Although this table makes for interesting reading, sometimes a picture is even better. Its possible to turn these numbers into graph that visually illustrates the policy affinities of all the parties in a single picture. To do this we need to borrow some analysis tools used in evolutionary biology. Using standard software when can generate a graph that summarizes all these relationships by using a table of pairwise differences. It is trivial to convert Table 2 into just such a set of differences. For example the 12% similarity between Greens and ACT will convert to an 88% difference. With these differences (known in evolutionary biology as distances, and usually calculated based on the differences between pairs of DNA sequences) we can now use standard computer software to calculate a graph called a Neighbour Net, which provides a compact summary of pairwise similarities. The resulting graph (which I will dub a Policy Web) is shown in Figure 1.

Figure 1 - Environmental Policy Web for 8 New Zealand political parties. The scale bar provides an idea of the approximate percentage difference that the edges in the graph represent.

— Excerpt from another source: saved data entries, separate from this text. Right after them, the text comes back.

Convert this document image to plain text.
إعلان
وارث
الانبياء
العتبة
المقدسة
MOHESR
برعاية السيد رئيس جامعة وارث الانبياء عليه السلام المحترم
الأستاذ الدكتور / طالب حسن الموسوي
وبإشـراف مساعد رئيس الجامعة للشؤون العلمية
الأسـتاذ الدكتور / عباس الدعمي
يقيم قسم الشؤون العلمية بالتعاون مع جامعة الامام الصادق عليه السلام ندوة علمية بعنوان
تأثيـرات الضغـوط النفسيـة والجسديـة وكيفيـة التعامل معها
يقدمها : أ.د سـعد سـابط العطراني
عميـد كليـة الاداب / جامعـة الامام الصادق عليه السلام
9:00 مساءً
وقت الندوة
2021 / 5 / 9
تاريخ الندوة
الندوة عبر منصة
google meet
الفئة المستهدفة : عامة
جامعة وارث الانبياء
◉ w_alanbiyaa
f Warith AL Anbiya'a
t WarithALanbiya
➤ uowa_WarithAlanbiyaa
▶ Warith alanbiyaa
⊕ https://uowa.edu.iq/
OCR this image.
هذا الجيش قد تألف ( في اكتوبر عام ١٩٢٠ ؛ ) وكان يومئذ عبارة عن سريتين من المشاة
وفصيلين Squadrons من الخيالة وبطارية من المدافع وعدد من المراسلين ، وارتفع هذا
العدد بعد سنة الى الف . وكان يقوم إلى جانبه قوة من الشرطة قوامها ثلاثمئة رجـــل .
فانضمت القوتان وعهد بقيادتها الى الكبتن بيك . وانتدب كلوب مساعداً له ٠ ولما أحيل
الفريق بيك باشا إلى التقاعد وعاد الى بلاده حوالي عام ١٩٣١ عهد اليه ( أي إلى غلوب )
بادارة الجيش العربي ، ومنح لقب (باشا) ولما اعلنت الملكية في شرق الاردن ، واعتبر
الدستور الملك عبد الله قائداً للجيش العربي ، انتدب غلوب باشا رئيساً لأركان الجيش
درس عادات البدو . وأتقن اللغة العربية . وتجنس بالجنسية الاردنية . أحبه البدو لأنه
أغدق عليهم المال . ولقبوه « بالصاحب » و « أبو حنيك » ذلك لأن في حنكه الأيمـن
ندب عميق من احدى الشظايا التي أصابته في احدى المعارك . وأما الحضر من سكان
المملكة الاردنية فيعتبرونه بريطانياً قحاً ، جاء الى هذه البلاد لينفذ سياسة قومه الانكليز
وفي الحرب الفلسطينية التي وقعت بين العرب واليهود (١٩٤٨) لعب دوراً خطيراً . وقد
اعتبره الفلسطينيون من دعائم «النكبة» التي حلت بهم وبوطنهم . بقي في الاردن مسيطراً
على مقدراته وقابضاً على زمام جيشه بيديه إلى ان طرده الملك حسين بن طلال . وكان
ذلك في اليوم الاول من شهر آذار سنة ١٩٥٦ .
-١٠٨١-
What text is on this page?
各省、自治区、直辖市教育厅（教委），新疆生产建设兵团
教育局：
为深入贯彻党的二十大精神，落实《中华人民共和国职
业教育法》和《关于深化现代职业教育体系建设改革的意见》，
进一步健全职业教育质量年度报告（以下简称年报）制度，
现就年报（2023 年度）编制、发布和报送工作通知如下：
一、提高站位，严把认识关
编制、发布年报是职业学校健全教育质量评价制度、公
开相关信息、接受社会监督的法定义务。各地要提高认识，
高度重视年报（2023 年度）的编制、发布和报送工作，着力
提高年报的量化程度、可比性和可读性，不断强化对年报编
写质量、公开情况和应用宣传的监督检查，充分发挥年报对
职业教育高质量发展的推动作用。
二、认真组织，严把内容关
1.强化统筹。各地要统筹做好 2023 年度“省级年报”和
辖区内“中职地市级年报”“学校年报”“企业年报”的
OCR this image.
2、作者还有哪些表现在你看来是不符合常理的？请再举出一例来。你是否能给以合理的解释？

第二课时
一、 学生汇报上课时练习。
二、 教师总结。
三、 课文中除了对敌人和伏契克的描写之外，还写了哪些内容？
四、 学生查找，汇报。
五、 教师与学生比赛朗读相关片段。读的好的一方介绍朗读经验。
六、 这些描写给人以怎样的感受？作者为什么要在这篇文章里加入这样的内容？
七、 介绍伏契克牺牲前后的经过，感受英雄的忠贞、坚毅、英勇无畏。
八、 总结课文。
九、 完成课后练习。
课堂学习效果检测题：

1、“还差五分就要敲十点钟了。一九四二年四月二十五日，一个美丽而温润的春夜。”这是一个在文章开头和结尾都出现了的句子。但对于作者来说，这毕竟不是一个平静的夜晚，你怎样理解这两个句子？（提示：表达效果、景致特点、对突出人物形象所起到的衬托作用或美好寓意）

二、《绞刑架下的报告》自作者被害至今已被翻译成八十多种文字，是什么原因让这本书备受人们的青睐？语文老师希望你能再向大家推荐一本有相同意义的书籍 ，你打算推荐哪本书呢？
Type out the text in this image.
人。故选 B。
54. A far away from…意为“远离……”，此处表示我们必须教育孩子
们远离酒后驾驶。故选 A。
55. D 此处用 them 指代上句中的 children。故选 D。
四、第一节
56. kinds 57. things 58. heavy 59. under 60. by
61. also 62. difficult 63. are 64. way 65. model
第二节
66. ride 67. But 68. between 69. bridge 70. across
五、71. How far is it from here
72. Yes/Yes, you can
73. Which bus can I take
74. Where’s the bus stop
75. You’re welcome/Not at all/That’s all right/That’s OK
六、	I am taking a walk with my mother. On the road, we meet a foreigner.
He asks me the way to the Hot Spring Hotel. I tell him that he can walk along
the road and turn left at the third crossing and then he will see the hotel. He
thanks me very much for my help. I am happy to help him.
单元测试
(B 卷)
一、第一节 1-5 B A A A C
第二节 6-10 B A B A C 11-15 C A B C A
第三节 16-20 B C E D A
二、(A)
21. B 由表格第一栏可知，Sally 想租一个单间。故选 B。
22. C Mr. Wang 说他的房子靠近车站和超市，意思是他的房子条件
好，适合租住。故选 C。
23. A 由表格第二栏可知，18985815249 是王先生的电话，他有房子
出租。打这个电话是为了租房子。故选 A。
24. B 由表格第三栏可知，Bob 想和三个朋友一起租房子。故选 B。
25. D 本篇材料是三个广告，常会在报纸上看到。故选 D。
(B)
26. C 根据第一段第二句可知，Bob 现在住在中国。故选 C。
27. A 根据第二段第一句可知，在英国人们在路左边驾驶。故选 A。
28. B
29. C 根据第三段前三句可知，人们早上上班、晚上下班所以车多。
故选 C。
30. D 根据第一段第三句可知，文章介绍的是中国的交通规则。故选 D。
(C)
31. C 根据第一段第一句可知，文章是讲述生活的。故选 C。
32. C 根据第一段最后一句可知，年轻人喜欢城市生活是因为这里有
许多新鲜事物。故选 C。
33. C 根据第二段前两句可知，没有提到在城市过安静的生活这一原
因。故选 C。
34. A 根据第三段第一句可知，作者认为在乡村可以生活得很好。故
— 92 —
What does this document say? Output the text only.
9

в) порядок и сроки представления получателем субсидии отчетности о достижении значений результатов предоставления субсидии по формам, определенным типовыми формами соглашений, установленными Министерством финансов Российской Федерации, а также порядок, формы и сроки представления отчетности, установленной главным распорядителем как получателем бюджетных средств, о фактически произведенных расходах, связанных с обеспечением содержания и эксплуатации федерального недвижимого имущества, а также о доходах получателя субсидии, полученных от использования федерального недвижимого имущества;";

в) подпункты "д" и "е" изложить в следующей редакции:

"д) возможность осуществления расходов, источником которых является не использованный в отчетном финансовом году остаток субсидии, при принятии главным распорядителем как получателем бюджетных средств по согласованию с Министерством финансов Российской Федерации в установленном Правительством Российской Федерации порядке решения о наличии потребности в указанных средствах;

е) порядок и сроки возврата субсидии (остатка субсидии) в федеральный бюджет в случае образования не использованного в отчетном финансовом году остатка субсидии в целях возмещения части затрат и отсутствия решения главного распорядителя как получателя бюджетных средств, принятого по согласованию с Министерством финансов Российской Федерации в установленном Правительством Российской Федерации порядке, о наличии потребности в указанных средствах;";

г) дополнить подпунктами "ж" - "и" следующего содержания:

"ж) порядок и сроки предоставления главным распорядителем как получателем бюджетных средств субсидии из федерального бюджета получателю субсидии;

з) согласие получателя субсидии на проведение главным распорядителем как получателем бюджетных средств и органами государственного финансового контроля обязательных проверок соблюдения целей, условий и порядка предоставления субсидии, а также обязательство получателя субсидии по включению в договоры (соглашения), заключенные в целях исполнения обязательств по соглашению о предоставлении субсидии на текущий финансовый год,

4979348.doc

One observation from the Policy Web is that the Greens, the Maori party and the Progressive Party form a policy clique advocating a strong focus on environmental issues. The second observation is that ACT is out on a fairly long policy limb compared to the other parties. The distance along the shortest path in the graph between two parties in the Policy Web is representative of the amount of difference between their respective policy packages. The Policy Web provides an at-a-glance summary of the relationships between different party’s policies. If it were used across the board, it should provide a quick insight into what coalition combinations actually make sense for a given policy area. Based on environmental policies, the Maori Party should be in coalition with the Greens, and could not possibly sit comfortably with parties such as ACT, National and United Future.